Chapter 12. Securing Fabric Containers
Abstract
By default, fabric containers uses text-based username/password authentication. Setting up a more robust access control system involves creating and deploying a new JAAS realm to the containers in the fabric.
Default authentication system
By default, Fabric uses a simple text-based authentication system (implemented by the JAAS login module,
io.fabric8.jaas.ZookeeperLoginModule
). This system allows you to define user accounts and assign passwords and roles to the users. Out of the box, the user credentials are stored in the Fabric registry, unencrypted.
Managing users
You can manage users in the default authentication system using the
jaas:*
family of console commands. First of all you need to attach the jaas:*
commands to the ZookeeperLoginModule
login module, as follows:
JBossFuse:karaf@root> jaas:realms Index Realm Module Class 1 karaf org.apache.karaf.jaas.modules.properties.PropertiesLoginModule 2 karaf org.apache.karaf.jaas.modules.publickey.PublickeyLoginModule 3 karaf io.fabric8.jaas.ZookeeperLoginModule JBossFuse:karaf@root> jaas:manage --index 3
Which attaches the
jaas:*
commands to the ZookeeperLoginModule
login module. You can then add users and roles, using the jaas:useradd
and jaas:roleadd
commands. Finally, when you are finished editing the user data, you must commit the changes by entering the jaas:update command, as follows:
JBossFuse:karaf@root> jaas:update
Alternatively, you can abort the pending changes by entering
jaas:cancel
.
Obfuscating stored passwords
By default, the JAAS
ZookeeperLoginModule
stores passwords in plain text. You can provide additional protection to passwords by storing them in an obfuscated format. This can be done by adding the appropriate configuration properties to the io.fabric8.jaas
PID and ensuring that they are applied to all of the containers in the fabric.

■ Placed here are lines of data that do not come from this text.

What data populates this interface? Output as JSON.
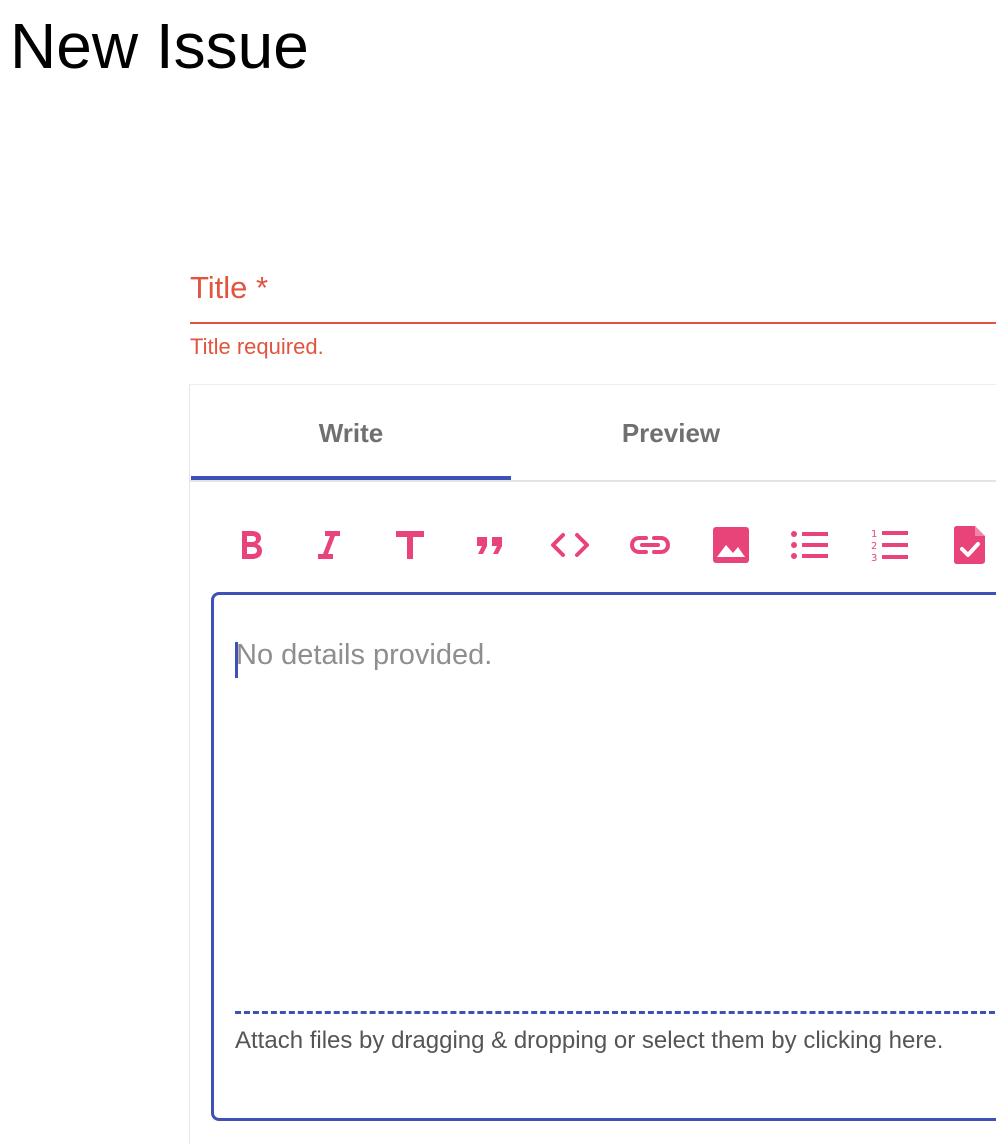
{
  "page": {
    "title": "New Issue"
  },
  "title_field": {
    "label": "Title *",
    "value": "",
    "error": "Title required."
  },
  "editor": {
    "tabs": [
      {
        "label": "Write",
        "selected": true
      },
      {
        "label": "Preview",
        "selected": false
      }
    ],
    "toolbar": [
      {
        "name": "bold-icon",
        "action": "bold"
      },
      {
        "name": "italic-icon",
        "action": "italic"
      },
      {
        "name": "header-icon",
        "action": "header"
      },
      {
        "name": "quote-icon",
        "action": "quote"
      },
      {
        "name": "code-icon",
        "action": "code"
      },
      {
        "name": "link-icon",
        "action": "link"
      },
      {
        "name": "image-icon",
        "action": "image"
      },
      {
        "name": "unordered-list-icon",
        "action": "unordered-list"
      },
      {
        "name": "ordered-list-icon",
        "action": "ordered-list"
      },
      {
        "name": "checked-list-icon",
        "action": "checked-list"
      }
    ],
    "placeholder": "No details provided.",
    "attach_text": "Attach files by dragging & dropping or select them by clicking here."
  },
  "colors": {
    "error": "#e2543f",
    "accent": "#3f51b5",
    "toolbar_icon": "#e9447a",
    "tab_text": "#707070",
    "placeholder": "#8e8e8e"
  }
}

For more details, see section "Encrypting Stored Passwords" in "Security Guide".
Note
Although message digest algorithms are not easy to crack, they are not invulnerable to attack (for example, see the Wikipedia article on cryptographic hash functions). Always use file permissions to protect files containing passwords, in addition to using password encryption.
Enabling LDAP authentication
Fabric supports LDAP authentication (implemented by the Apache Karaf
LDAPLoginModule
), which you can enable by adding the requisite configuration to the default profile.
For details of how to enable LDAP authentication in a fabric, see chapter "LDAP Authentication Tutorial" in "Security Guide".